Prato Feito Fica Mais Caro Apesar da Desaceleração

Prato Feito Continua em Alta Apesar do Alívio Inflacionário
O prato feito mais caro se consolida como realidade no mercado brasileiro. De acordo com o Índice Prato Feito (IPF), desenvolvido pelo Núcleo de Estudos Econômicos da Faculdade do Comércio (FAC-SP), a refeição tradicional atingiu a média de R$ 31,90 em junho, registrando um aumento de 5,4% comparado a março e 7,2% frente a janeiro. Este cenário persiste mesmo com a desaceleração da inflação geral de alimentos no país.
Para um trabalhador que almoça fora de casa durante os 20 dias úteis mensais, o impacto é significativo: aproximadamente R$ 638 gastos apenas com essa refeição, sem contabilizar café da manhã, lanches ou jantar. O fenômeno evidencia uma desconexão entre o comportamento dos preços dos ingredientes e o custo final da refeição servida nos estabelecimentos.
A Paradoxo da Inflação: Alimentos Mais Baratos, Refeições Mais Caras
Os dados divulgados pelo IBGE em junho revelam um cenário paradoxal. O grupo Alimentação e Bebidas apresentou deflação de 0,24%, contribuindo para desacelerar o IPCA, que subiu apenas 0,16% no período. Produtos como café moído, frutas e carnes registraram reduções de preço no varejo. No entanto, a alimentação fora do domicílio manteve uma trajetória ascendente, com alta de 0,15% em junho, embora inferior aos 0,49% observados em maio.
Esta desconexão reflete a estrutura complexa que sustenta o preço do prato feito. Conforme explica Rodrigo Simões Galvão, economista e coordenador do Índice Prato Feito, a refeição não representa apenas a soma de ingredientes. O custo abrange aluguel do estabelecimento, energia elétrica, salários dos funcionários, transporte, tributos, despesas financeiras e margem operacional do empresário.
Estrutura de Custos Além dos Alimentos
Quando o prato feito fica mais caro, o reajuste geralmente reflete pressões em toda essa cadeia de custos, não apenas na variação dos preços de insumos. Segundo Galvão, fatores como aluguel, energia, água, gás, salários e transporte continuam exercendo pressão significativa sobre os restaurantes, mesmo durante períodos de alívio nos preços agrícolas.
O economista destaca que o aumento nem sempre representa maior lucratividade para os estabelecimentos. Em muitos casos, trata-se simplesmente de um repasse parcial da pressão inflacionária enfrentada pelos proprietários. Os restauradores encontram-se pressionados por dois lados: consumidores cada vez mais sensíveis aos preços e custos operacionais persistentemente elevados. O desafio reside em manter qualidade, competitividade e sustentabilidade financeira simultaneamente.
Disparidades Regionais no Preço do Almoço
O Brasil não almoça pelo mesmo preço, realidade que o Índice Prato Feito coloca em evidência.
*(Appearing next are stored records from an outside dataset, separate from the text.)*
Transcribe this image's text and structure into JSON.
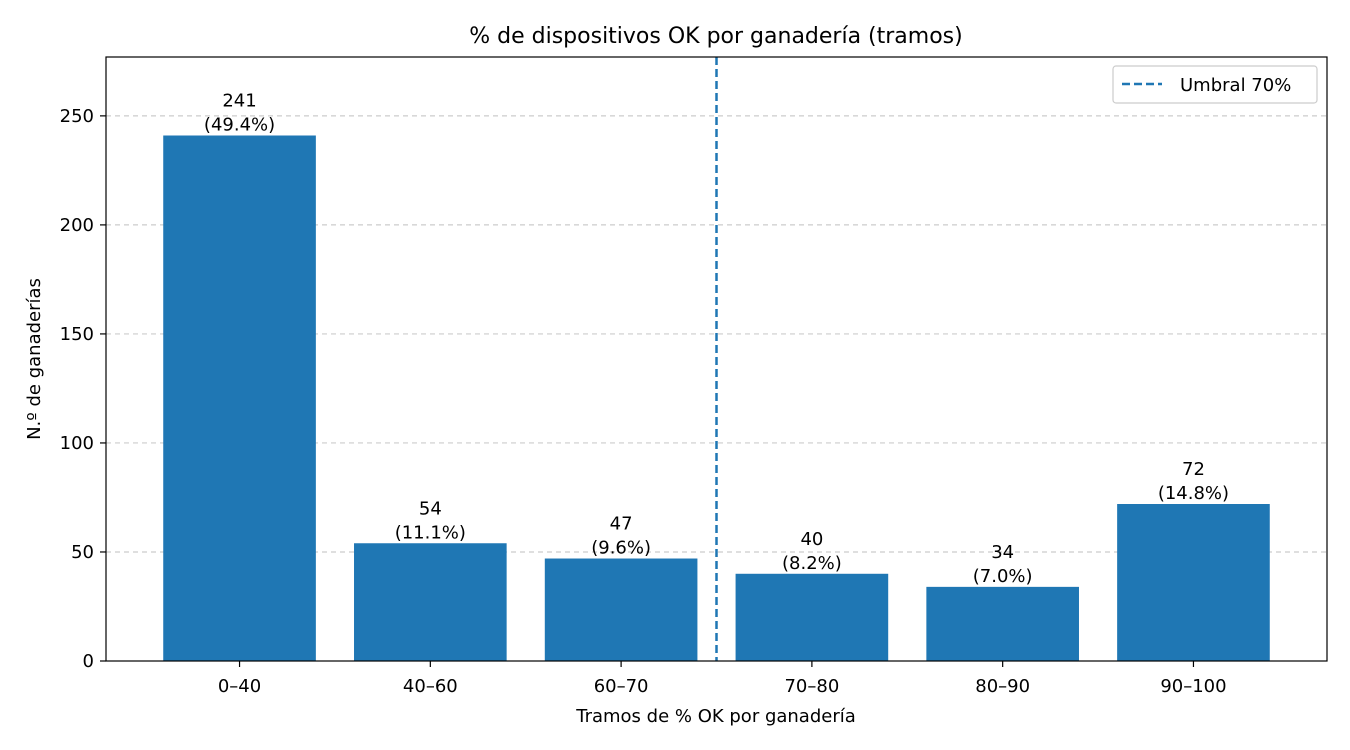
{
  "chart_data": {
    "type": "bar",
    "title": "% de dispositivos OK por ganadería (tramos)",
    "xlabel": "Tramos de % OK por ganadería",
    "ylabel": "N.º de ganaderías",
    "categories": [
      "0–40",
      "40–60",
      "60–70",
      "70–80",
      "80–90",
      "90–100"
    ],
    "values": [
      241,
      54,
      47,
      40,
      34,
      72
    ],
    "percent_labels": [
      "(49.4%)",
      "(11.1%)",
      "(9.6%)",
      "(8.2%)",
      "(7.0%)",
      "(14.8%)"
    ],
    "value_labels": [
      "241",
      "54",
      "47",
      "40",
      "34",
      "72"
    ],
    "ylim": [
      0,
      277
    ],
    "yticks": [
      0,
      50,
      100,
      150,
      200,
      250
    ],
    "ytick_labels": [
      "0",
      "50",
      "100",
      "150",
      "200",
      "250"
    ],
    "grid": "y-dashed",
    "bar_color": "#1f77b4",
    "threshold": {
      "label": "Umbral 70%",
      "position_between": [
        "60–70",
        "70–80"
      ],
      "style": "dashed",
      "color": "#1f77b4"
    },
    "legend_placement": "top-right"
  }
}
As variações regionais são substanciais. A região Sul apresenta o maior valor médio, atingindo R$ 34,90, seguida pelo Centro-Oeste com R$ 34,45. No Sudeste, a refeição custava em média R$ 31,99 em junho.
As regiões Norte e Nordeste registram os menores valores, de R$ 29,99 e R$ 30,00 respectivamente. Essa diferença significa que um trabalhador pode desembolsar aproximadamente 16% a mais pela mesma refeição, dependendo da região onde reside. Como aponta Galvão, embora existam diferenças regionais importantes, há um movimento comum em todo o território nacional: a refeição básica está mais cara independentemente da localização.
Perspectivas para os Próximos Meses
Mesmo com a desaceleração da inflação alimentar registrada em junho, novos fatores climáticos podem voltar a pressionar os custos das refeições. Especialistas alertam que um eventual fortalecimento do fenômeno El Niño poderia reduzir a oferta de diversos produtos agrícolas, provocando aumentos de preços subsequentes.
Entre os alimentos mais vulneráveis estão batata, cebola, tomate, cenoura, maçã e uva. O milho também pode sofrer impactos significativos, o que tenderia a encarecer a produção de carnes, dado que o grão constitui um dos principais componentes da ração animal. Embora seja prematuro avaliar a intensidade total desses efeitos, o fenômeno climático já é acompanhado com atenção pelo potencial de afetar a produção agrícola e os preços dos alimentos em geral.
A situação do prato feito continua refletindo a complexidade da economia alimentar brasileira, onde a desaceleração de preços no varejo não se traduz necessariamente em alívio para quem se alimenta fora de casa. O monitoramento desses indicadores permanece essencial para compreender as dinâmicas de preços nos próximos períodos.